I planted a row of pine trees between my 5 acres and the cemetery to give both sides privacy. 20 years later they separate us nicely. |
My trail that leads north into the woods. |
When the woods was logged of around 1900, basswood shoots sprang up from the old stump making clusters of basswoods a common sight. |
Many trees, including this oak have cancers. Not sure why so many have it, but maybe from pasturing damage when the trees were young. |
A dozen gray, red and fox squirrels call our woods home and take advantage of the hollow trees. |
The Pileated Woodpecker takes on a 100 year old basswood trunk. A storm took the top off two years ago and although the tree is still alive, it is failing fast. |
Birds are use the woods year around.
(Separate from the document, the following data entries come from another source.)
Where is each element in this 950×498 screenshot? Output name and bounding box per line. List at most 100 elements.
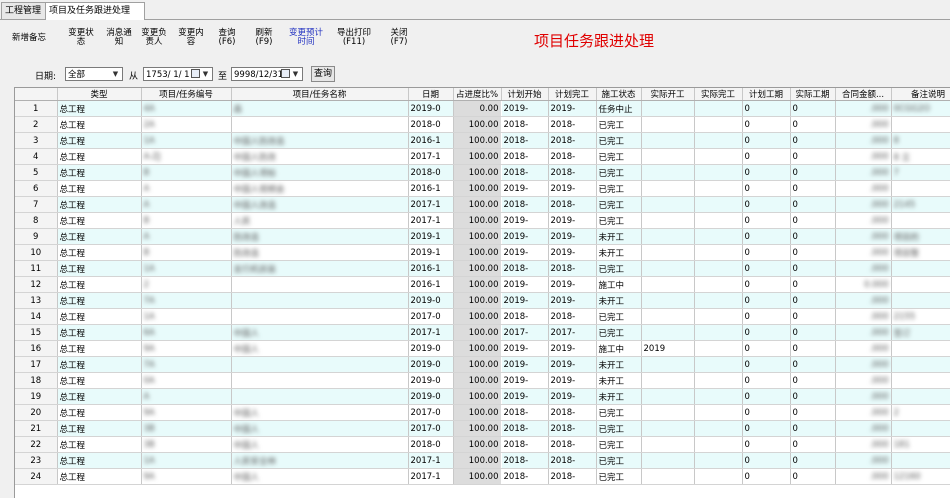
- column-header[interactable]: 实际完工: [694, 88, 743, 101]
- cell-ps[interactable]: 2018-: [501, 148, 549, 165]
- cell-pd[interactable]: 0: [742, 292, 791, 309]
- cell-status[interactable]: 施工中: [596, 340, 642, 357]
- cell-ps[interactable]: 2019-: [501, 372, 549, 389]
- cell-amt[interactable]: .000: [835, 356, 892, 373]
- cell-prog[interactable]: 100.00: [453, 324, 502, 341]
- cell-n[interactable]: 16: [15, 340, 58, 357]
- cell-n[interactable]: 21: [15, 420, 58, 437]
- cell-code[interactable]: A: [141, 388, 232, 405]
- table-row[interactable]: 9 总工程 A 防改造 2019-1 100.00 2019- 2019- 未开工 0 0 .000 项…: [15, 228, 950, 245]
- cell-note[interactable]: [891, 276, 950, 293]
- export-print-button[interactable]: 导出打印 (F11): [332, 29, 376, 47]
- cell-amt[interactable]: .000: [835, 372, 892, 389]
- cell-prog[interactable]: 100.00: [453, 356, 502, 373]
- cell-pd[interactable]: 0: [742, 100, 791, 117]
- cell-prog[interactable]: 100.00: [453, 228, 502, 245]
- cell-ps[interactable]: 2018-: [501, 116, 549, 133]
- cell-date[interactable]: 2018-0: [408, 436, 454, 453]
- from-date-picker[interactable]: 1753/ 1/ 1 ▼: [143, 67, 213, 81]
- cell-pe[interactable]: 2019-: [548, 388, 597, 405]
- cell-status[interactable]: 已完工: [596, 196, 642, 213]
- cell-name[interactable]: [231, 356, 409, 373]
- cell-as[interactable]: [641, 228, 695, 245]
- cell-name[interactable]: 森: [231, 100, 409, 117]
- cell-prog[interactable]: 0.00: [453, 100, 502, 117]
- cell-name[interactable]: 中国人: [231, 324, 409, 341]
- cell-status[interactable]: 已完工: [596, 404, 642, 421]
- cell-name[interactable]: 中国人防改造: [231, 132, 409, 149]
- cell-ad[interactable]: 0: [790, 260, 836, 277]
- cell-note[interactable]: 12160: [891, 468, 950, 485]
- cell-date[interactable]: 2017-1: [408, 452, 454, 469]
- cell-name[interactable]: 防改造: [231, 244, 409, 261]
- cell-date[interactable]: 2019-0: [408, 372, 454, 389]
- cell-amt[interactable]: .000: [835, 436, 892, 453]
- cell-amt[interactable]: .000: [835, 148, 892, 165]
- cell-name[interactable]: 中国人: [231, 340, 409, 357]
- cell-amt[interactable]: .000: [835, 164, 892, 181]
- cell-note[interactable]: 2: [891, 404, 950, 421]
- cell-code[interactable]: B: [141, 244, 232, 261]
- column-header[interactable]: 类型: [57, 88, 142, 101]
- cell-pd[interactable]: 0: [742, 116, 791, 133]
- cell-amt[interactable]: .000: [835, 292, 892, 309]
- table-row[interactable]: 24 总工程 9A 中国人 2017-1 100.00 2018- 2018- 已完工 0 0 .00…: [15, 468, 950, 485]
- cell-ps[interactable]: 2019-: [501, 388, 549, 405]
- cell-amt[interactable]: .000: [835, 100, 892, 117]
- cell-date[interactable]: 2016-1: [408, 180, 454, 197]
- cell-prog[interactable]: 100.00: [453, 340, 502, 357]
- column-header[interactable]: 占进度比%: [453, 88, 502, 101]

A resident Pileated Woodpecker pair raise a single young bird each summer right in our yard and visit the suet feeder all winter. |
The trees grow tall in competition for sunlight over 100 years. |
Margo's green houses are unused for the last 7 years as we shifted to spring syruping in WI |
The woods is mature now--many huge basswoods and oaks at the end of long productive lives, being taken down with each prairie windstorm; a narrow strip of woods with no buffer to protect the trees from the winds--each tree in the strip getting the full brunt of each storm. Squirrels and woodpeckers have taken over the old trees, continuing to hollow and weaken them. In the 21 years we have lived here, probably 1/3 of the huge trees have come down, with more falling each year, making room for a new generation, that heretofore have not had an opportunity to live under the vast closed canopy.
Although it is only 8 acres of woods, the 1/4 mile long strip gives me a pleasant walk. This morning I took the camera along to photograph the last of the big trees as they return to the soil. Margo is baking peanut butter cookies, the kind you put the chocolate kiss on top when they come out of the oven hot--so have to quit now and return to cookie quality control checks.